The good news is that the code obviously works. The bad news is that it took over 11 minutes to process all 136 radar sites in the continental US. NWS would have made two updates on each of those 136 radar sites in that time, not to mention that my radar data is now 11 minutes older than it was.

A good percentage of that time is spent downloading the radar data from NWS to begin with. Considering I'm on a shared T3 and it took about 3 to 4 minutes to download less than 2 MB of data, that's relatively slow.

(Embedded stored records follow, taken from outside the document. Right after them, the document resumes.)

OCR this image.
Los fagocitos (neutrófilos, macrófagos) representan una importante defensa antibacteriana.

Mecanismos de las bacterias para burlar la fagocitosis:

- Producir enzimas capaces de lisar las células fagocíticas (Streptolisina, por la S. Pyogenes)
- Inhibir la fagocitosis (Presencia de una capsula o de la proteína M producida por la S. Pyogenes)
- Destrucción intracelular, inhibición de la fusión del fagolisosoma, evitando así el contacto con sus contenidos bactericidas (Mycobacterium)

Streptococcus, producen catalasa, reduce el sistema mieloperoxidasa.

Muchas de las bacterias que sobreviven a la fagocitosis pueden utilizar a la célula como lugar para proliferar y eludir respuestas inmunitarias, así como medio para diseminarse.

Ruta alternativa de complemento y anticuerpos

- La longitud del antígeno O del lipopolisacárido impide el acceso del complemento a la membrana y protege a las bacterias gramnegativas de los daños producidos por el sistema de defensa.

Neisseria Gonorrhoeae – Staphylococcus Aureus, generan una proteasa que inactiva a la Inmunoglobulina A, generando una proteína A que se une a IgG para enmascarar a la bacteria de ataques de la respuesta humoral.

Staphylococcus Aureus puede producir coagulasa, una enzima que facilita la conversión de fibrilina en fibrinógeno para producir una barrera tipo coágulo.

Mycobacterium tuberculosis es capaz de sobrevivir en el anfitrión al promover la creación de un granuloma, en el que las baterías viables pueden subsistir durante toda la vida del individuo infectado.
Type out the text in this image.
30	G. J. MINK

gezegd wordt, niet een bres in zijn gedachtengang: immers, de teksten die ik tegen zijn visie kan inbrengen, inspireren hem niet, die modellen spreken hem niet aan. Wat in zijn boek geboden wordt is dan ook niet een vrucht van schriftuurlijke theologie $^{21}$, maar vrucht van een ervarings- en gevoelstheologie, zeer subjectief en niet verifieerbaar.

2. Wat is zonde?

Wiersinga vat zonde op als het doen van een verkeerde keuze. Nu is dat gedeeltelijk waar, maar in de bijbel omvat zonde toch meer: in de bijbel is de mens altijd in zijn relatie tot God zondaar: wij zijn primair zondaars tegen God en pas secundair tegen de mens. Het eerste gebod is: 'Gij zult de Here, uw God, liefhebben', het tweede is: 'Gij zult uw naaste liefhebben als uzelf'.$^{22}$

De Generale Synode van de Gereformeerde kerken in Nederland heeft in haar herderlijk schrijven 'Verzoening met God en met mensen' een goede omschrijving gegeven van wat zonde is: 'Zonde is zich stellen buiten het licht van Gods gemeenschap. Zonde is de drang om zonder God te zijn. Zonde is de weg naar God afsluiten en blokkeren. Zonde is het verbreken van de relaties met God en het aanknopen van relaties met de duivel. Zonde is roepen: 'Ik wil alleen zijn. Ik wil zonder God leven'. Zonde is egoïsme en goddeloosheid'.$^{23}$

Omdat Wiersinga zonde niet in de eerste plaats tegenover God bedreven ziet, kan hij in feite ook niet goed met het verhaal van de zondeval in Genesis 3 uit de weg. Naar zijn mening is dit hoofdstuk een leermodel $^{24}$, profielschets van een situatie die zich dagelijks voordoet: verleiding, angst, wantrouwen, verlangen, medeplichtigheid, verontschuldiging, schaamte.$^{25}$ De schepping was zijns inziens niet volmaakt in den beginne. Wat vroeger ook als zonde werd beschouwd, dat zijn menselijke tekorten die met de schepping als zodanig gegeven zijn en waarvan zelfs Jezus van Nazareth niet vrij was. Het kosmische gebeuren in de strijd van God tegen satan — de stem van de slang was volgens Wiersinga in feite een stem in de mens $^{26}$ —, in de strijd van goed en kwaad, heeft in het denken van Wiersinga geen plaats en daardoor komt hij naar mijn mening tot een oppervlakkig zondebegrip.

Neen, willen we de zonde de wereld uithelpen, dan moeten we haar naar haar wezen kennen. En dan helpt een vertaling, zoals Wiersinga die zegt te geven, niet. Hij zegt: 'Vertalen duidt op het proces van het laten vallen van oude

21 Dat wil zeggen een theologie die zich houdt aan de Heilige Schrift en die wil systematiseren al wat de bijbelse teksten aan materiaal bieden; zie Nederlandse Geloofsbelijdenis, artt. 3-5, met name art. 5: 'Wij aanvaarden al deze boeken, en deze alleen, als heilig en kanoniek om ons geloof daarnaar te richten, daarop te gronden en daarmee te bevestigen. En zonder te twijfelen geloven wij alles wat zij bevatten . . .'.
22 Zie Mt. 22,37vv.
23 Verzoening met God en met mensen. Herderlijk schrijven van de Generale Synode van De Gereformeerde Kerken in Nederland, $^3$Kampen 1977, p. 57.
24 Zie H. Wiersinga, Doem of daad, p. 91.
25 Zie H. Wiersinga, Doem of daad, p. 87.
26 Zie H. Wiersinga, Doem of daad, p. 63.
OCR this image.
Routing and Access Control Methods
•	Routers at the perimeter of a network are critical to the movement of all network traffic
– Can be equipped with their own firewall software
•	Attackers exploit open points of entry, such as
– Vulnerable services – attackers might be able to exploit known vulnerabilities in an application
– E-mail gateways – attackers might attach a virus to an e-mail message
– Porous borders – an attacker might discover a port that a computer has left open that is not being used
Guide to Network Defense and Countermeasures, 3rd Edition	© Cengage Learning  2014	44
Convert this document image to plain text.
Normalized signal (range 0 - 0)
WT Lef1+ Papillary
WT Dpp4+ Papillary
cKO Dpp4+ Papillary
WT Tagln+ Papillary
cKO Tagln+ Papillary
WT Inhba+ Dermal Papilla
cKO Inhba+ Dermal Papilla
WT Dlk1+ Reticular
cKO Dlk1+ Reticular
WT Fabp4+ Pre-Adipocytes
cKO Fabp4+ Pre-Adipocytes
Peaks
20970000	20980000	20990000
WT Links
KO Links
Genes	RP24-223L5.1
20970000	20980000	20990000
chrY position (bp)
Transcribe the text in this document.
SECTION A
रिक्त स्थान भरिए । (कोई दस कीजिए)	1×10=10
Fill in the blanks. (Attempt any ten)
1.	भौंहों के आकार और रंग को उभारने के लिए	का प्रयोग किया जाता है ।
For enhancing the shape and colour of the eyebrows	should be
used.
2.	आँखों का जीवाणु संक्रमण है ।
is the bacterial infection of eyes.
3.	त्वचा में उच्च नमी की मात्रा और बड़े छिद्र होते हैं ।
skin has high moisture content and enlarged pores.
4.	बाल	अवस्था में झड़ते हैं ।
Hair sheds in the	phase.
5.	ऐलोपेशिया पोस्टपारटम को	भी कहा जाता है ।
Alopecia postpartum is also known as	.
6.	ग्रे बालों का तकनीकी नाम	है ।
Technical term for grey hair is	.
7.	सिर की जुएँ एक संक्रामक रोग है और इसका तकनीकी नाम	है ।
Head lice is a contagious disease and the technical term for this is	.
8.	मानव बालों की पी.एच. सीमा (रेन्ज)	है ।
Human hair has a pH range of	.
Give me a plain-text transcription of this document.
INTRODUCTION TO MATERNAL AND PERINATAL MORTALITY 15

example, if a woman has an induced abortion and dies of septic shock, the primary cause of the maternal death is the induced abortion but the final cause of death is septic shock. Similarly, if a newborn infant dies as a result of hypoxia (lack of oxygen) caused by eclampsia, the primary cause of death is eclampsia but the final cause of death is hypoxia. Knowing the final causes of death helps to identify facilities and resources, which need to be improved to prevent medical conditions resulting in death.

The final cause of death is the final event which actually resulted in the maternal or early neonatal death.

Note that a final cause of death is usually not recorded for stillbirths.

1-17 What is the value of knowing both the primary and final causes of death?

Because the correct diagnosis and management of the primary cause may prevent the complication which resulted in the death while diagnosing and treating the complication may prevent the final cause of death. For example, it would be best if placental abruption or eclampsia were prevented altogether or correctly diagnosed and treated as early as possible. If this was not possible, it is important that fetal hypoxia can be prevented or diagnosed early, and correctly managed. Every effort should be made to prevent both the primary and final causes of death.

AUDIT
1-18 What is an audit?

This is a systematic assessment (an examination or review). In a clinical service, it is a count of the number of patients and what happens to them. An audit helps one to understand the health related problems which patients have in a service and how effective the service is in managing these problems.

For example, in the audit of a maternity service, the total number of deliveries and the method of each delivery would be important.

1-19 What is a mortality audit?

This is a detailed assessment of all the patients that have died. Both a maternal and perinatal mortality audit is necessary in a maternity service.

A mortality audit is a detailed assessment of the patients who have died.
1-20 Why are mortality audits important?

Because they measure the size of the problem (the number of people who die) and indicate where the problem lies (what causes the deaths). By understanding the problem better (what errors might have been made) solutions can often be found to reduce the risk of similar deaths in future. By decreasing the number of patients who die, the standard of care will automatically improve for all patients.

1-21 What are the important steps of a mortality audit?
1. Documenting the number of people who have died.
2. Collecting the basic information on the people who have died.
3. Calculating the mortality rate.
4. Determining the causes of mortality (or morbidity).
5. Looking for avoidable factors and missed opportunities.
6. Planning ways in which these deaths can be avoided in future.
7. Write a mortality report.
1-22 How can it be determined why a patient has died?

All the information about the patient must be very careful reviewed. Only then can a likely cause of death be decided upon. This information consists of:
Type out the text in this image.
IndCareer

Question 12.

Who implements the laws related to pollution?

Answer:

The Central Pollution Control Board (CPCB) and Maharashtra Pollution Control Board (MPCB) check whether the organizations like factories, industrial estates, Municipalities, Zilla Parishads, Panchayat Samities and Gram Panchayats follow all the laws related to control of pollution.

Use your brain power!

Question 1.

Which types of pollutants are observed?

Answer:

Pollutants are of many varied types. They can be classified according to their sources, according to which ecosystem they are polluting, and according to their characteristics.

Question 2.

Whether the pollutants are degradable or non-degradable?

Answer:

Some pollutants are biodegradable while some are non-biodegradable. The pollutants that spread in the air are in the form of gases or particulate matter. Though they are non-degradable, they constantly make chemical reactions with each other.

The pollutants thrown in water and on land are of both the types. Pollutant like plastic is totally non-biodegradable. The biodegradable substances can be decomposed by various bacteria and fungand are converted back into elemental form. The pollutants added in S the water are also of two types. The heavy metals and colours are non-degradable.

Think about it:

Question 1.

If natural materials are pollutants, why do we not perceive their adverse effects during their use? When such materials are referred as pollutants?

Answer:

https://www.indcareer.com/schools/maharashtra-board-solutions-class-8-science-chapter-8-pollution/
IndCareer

But processing the files is taking the bulk of the time, and I may have to revisit the methods I use in order to get this to work faster. It could just be that I'm in debug mode, but I doubt that's going to help with the download speeds. Also, a lot of this is just computationally expensive. You figure there are 230 points I'm looking at for each degree around the radar - all 360 of them - for each of 136 radars. That's over 11 million pixels of data. Plus, since the map I'm displaying it on is a latitude/longitude map, I have to take into account that a nautical mile at 30 degrees of latitude is not the same as a nautical mile at 40 degrees of latitude. It gets complex, but I got a pretty good algorithm setup to do it.

So in short, there's a long way to go yet before this is practical, but the ground work and understanding is there, which is usually 80% of the work. I'll probably post more on this in the future.